Hutton opened his computer and connected to the airplane’s Wi-Fi to begin sorting through the emails he’d received in the past few days. Most were work-related, but after a few minutes, a new message appeared at the top of his in-box from an anonymous remailer, the subject line reading “urgent re: callie court.” He opened the email to find an attached PDF. As the document downloaded, it was Callie’s face that appeared inch by inch, her gray irises glowing with a violet tinge, her face smeared with mud, flames licking behind her head.
The text below her face read THE FINAL DAYS OF CALLIE COURT—apparently he was looking at the cover of the November issue of RAGE. Next, a series of photographs of Callie from all over New York—the most beautiful pictures of her that he’d ever seen—loaded, followed by an accompanying text that was four solid pages long. The byline read “Whig Beaton Molton-Mauve Lucas.”
As his eyes adjusted to the small print, he saw the same three words right there in black-and-white—written over and over and over: “Detective Mark Hutton.”
His heart stopped for a moment. Thinking the plane had suddenly nose-dived, he looked up, expecting to hear screaming, to see smoke and flames, but the plane was quiet and calm, trucking along at 38,000 feet, level and pressurized.

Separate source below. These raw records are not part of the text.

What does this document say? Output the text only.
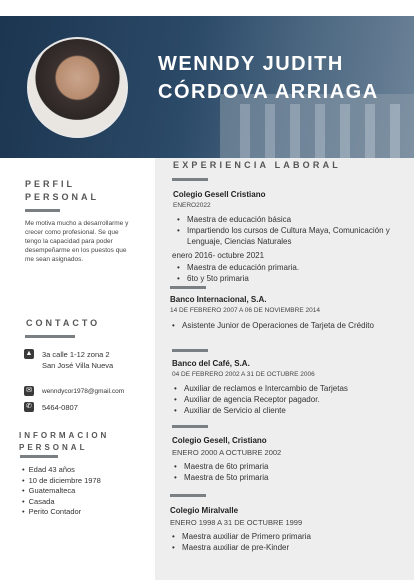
WENNDY JUDITH
CÓRDOVA ARRIAGA
PERFIL
PERSONAL
Me motiva mucho a desarrollarme y crecer como profesional. Se que tengo la capacidad para poder desempeñarme en los puestos que me sean asignados.
CONTACTO
▲ 3a calle 1-12 zona 2
San José Villa Nueva
✉	wenndycor1978@gmail.com
✆ 5464-0807
INFORMACION
PERSONAL
• Edad 43 años
• 10 de diciembre 1978
• Guatemalteca
• Casada
• Perito Contador
EXPERIENCIA LABORAL
Colegio Gesell Cristiano
ENERO2022
• Maestra de educación básica
• Impartiendo los cursos de Cultura Maya, Comunicación y Lenguaje, Ciencias Naturales
enero 2016- octubre 2021
• Maestra de educación primaria.
• 6to y 5to primaria
Banco Internacional, S.A.
14 DE FEBRERO 2007 A 06 DE NOVIEMBRE 2014
• Asistente Junior de Operaciones de Tarjeta de Crédito
Banco del Café, S.A.
04 DE FEBRERO 2002 A 31 DE OCTUBRE 2006
• Auxiliar de reclamos e Intercambio de Tarjetas
• Auxiliar de agencia Receptor pagador.
• Auxiliar de Servicio al cliente
Colegio Gesell, Cristiano
ENERO 2000 A OCTUBRE 2002
• Maestra de 6to primaria
• Maestra de 5to primaria
Colegio Miralvalle
ENERO 1998 A 31 DE OCTUBRE 1999
• Maestra auxiliar de Primero primaria
• Maestra auxiliar de pre-Kinder
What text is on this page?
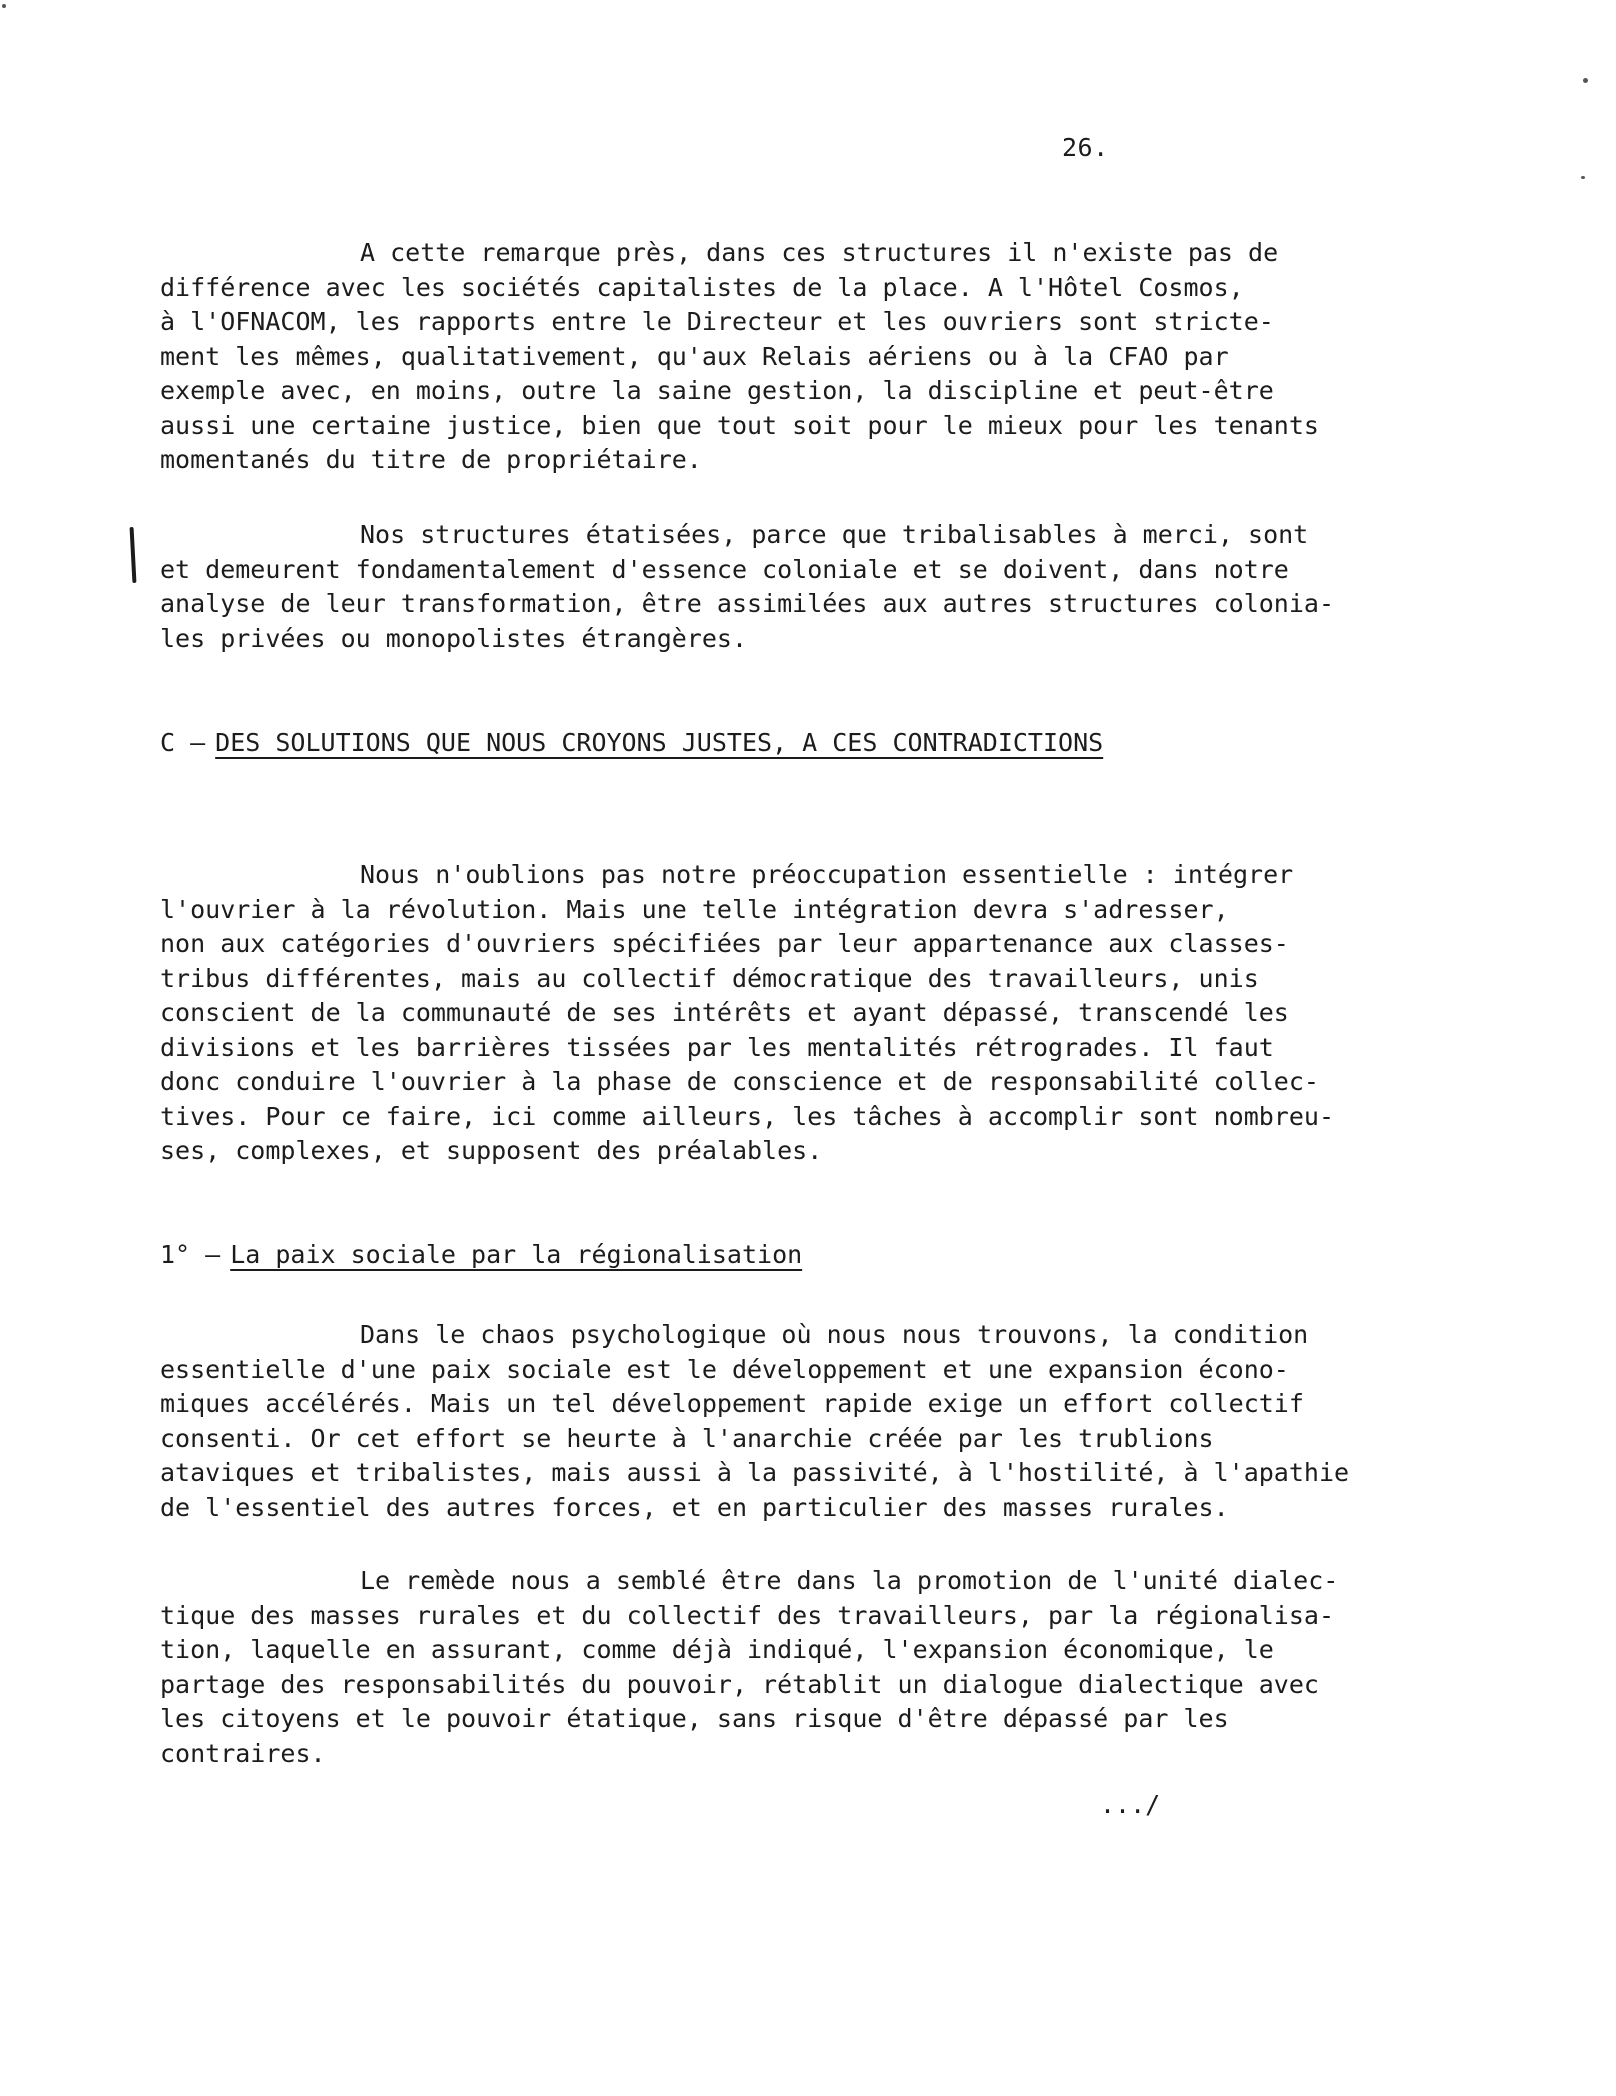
26.
A cette remarque près, dans ces structures il n'existe pas de
différence avec les sociétés capitalistes de la place. A l'Hôtel Cosmos,
à l'OFNACOM, les rapports entre le Directeur et les ouvriers sont stricte-
ment les mêmes, qualitativement, qu'aux Relais aériens ou à la CFAO par
exemple avec, en moins, outre la saine gestion, la discipline et peut-être
aussi une certaine justice, bien que tout soit pour le mieux pour les tenants
momentanés du titre de propriétaire.
Nos structures étatisées, parce que tribalisables à merci, sont
et demeurent fondamentalement d'essence coloniale et se doivent, dans notre
analyse de leur transformation, être assimilées aux autres structures colonia-
les privées ou monopolistes étrangères.
C – DES SOLUTIONS QUE NOUS CROYONS JUSTES, A CES CONTRADICTIONS
Nous n'oublions pas notre préoccupation essentielle : intégrer
l'ouvrier à la révolution. Mais une telle intégration devra s'adresser,
non aux catégories d'ouvriers spécifiées par leur appartenance aux classes-
tribus différentes, mais au collectif démocratique des travailleurs, unis
conscient de la communauté de ses intérêts et ayant dépassé, transcendé les
divisions et les barrières tissées par les mentalités rétrogrades. Il faut
donc conduire l'ouvrier à la phase de conscience et de responsabilité collec-
tives. Pour ce faire, ici comme ailleurs, les tâches à accomplir sont nombreu-
ses, complexes, et supposent des préalables.
1° – La paix sociale par la régionalisation
Dans le chaos psychologique où nous nous trouvons, la condition
essentielle d'une paix sociale est le développement et une expansion écono-
miques accélérés. Mais un tel développement rapide exige un effort collectif
consenti. Or cet effort se heurte à l'anarchie créée par les trublions
ataviques et tribalistes, mais aussi à la passivité, à l'hostilité, à l'apathie
de l'essentiel des autres forces, et en particulier des masses rurales.
Le remède nous a semblé être dans la promotion de l'unité dialec-
tique des masses rurales et du collectif des travailleurs, par la régionalisa-
tion, laquelle en assurant, comme déjà indiqué, l'expansion économique, le
partage des responsabilités du pouvoir, rétablit un dialogue dialectique avec
les citoyens et le pouvoir étatique, sans risque d'être dépassé par les
contraires.
.../
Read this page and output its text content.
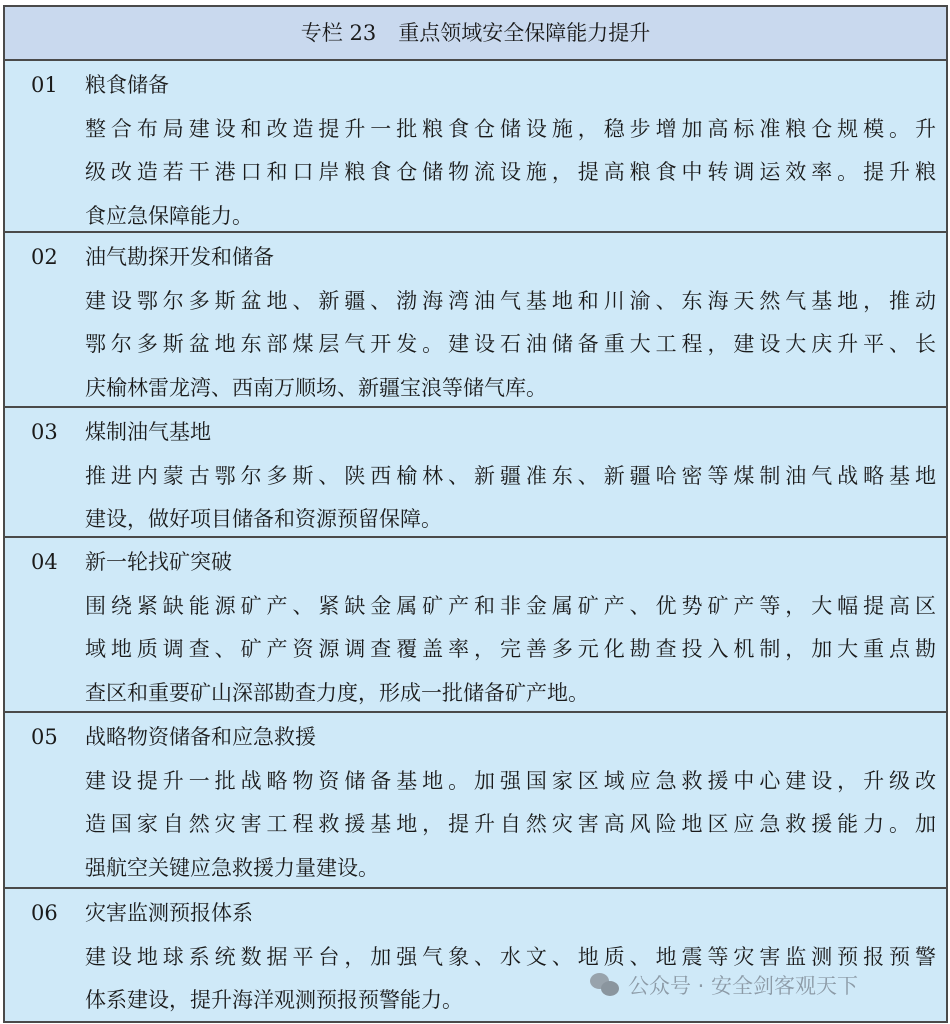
专栏 23 重点领域安全保障能力提升
01	粮食储备
整合布局建设和改造提升一批粮食仓储设施，稳步增加高标准粮仓规模。升
级改造若干港口和口岸粮食仓储物流设施，提高粮食中转调运效率。提升粮
食应急保障能力。
02	油气勘探开发和储备
建设鄂尔多斯盆地、新疆、渤海湾油气基地和川渝、东海天然气基地，推动
鄂尔多斯盆地东部煤层气开发。建设石油储备重大工程，建设大庆升平、长
庆榆林雷龙湾、西南万顺场、新疆宝浪等储气库。
03	煤制油气基地
推进内蒙古鄂尔多斯、陕西榆林、新疆准东、新疆哈密等煤制油气战略基地
建设，做好项目储备和资源预留保障。
04	新一轮找矿突破
围绕紧缺能源矿产、紧缺金属矿产和非金属矿产、优势矿产等，大幅提高区
域地质调查、矿产资源调查覆盖率，完善多元化勘查投入机制，加大重点勘
查区和重要矿山深部勘查力度，形成一批储备矿产地。
05	战略物资储备和应急救援
建设提升一批战略物资储备基地。加强国家区域应急救援中心建设，升级改
造国家自然灾害工程救援基地，提升自然灾害高风险地区应急救援能力。加
强航空关键应急救援力量建设。
06	灾害监测预报体系
建设地球系统数据平台，加强气象、水文、地质、地震等灾害监测预报预警
体系建设，提升海洋观测预报预警能力。
公众号 · 安全剑客观天下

Hutton scrolled to the beginning of the article and started reading. It was a lurid tale of a small-town girl in love with an indifferent city boy, using details from their relationship that even he barely remembered. In the story, the girl turned to drugs to forget him and then modeling to attract him. The climax began with a blow-by-blow account of the shoot responsible for the photos throughout the article, the author praising Callie’s fearlessness and bravery—“As she scaled the walls of Belvedere Castle, a passing runner remarked that she must have a death wish”—and heavily implying that she’d committed suicide.